I can’t speak for black Americans, but these are the lives white sympathizers think of when we say black lives matter. I’m pretty sure the black protestors in Ferguson aren’t all that worked up about the justified police killing of a black man who was exchanging gunfire with the police. Of course, I could be wrong.
The continuing protests in Ferguson have all along been about Michael Brown, the teenager shot and killed by officer Darren Wilson just over a year ago. I remember, when it first happened, reading media report after media report describing Brown as an innocent high schooler gunned down with his hands in the air while running away from a deranged racist cop who had jacked him up for no reason. A year later I read an article about Darren Wilson in the New Yorker, which laid out the basic facts of the incident. Brown stole some cigarillos from a convenience store and roughed up the store clerk while he was doing it. Wilson, on patrol, had been alerted to be on the lookout for the suspect. When Wilson stopped Brown (who was walking down the middle of the street with the stolen cigarillos in his hand), Brown reached inside Wilson’s patrol car and scuffled with him, according to Wilson trying to grab his gun. Brown was not only facing Wilson when Wilson opened fire, but was advancing toward him. The story we hear today is substantially different from the story we heard at the time. And yet Michael Brown is one of many inspirations behind the BLM movement.

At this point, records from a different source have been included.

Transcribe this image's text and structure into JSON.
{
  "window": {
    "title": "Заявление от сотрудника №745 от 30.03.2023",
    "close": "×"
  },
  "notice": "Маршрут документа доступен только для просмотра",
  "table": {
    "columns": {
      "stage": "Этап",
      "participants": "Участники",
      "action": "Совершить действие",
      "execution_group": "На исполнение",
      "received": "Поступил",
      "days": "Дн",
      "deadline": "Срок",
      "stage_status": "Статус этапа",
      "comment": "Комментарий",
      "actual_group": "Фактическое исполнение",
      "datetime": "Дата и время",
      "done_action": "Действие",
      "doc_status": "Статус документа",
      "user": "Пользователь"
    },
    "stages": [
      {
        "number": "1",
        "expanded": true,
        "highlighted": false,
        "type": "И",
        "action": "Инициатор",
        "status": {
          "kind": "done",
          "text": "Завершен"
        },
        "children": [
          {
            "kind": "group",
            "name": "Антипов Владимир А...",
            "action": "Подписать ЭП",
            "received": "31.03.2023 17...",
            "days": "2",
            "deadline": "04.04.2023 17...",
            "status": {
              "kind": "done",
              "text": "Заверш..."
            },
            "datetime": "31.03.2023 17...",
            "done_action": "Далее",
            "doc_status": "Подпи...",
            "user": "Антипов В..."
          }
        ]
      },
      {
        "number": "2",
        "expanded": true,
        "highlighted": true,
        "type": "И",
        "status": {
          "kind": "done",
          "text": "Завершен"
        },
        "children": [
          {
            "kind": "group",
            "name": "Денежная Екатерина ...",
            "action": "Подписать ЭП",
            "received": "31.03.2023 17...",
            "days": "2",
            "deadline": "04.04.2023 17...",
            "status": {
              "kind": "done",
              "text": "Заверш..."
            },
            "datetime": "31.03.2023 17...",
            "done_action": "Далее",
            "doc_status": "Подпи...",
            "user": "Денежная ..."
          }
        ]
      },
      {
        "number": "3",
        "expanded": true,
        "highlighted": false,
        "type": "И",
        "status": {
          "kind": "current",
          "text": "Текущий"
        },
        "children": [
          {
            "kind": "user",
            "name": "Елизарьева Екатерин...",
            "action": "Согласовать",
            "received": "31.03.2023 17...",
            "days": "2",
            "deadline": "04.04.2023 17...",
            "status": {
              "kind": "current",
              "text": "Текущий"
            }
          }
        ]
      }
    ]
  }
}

There are very real reasons for the Ferguson protests. The city and its police force are totally corrupt and there’s rampant racial discrimination at every level. And here’s the thing: the cops left Brown’s body lying on the road for hours afterward, like he was road kill slated for removal by the sanitation department … whenever they might get around to it, maybe tomorrow, maybe next week. Fucking hell, they may as well have dragged his body through the streets as a message to a despised minority!
Anyway, Peggy Hubbard is basically giving an encore of Bill Cosby’s “Pound Cake” speech, which went over pretty damn well with a lot of black Americans, never mind whites who liked it for all the wrong reasons. We are reluctant today to acknowledge pathologies in cultures other than our own, because to do so is inherently racist. It would be almost unimaginable for a modern-day Daniel Patrick Moynihan to write a study titled The Negro Family: The Case For National Action. Some black Americans are willing to acknowledge the kinds of problems Peggy Hubbard addresses, but her message will be rejected and ridiculed by many of those for whom it is meant, while being hailed and embraced by racist white rabble … again, for all the wrong reasons.
But I am beginning to rant, and my inner conservative is showing.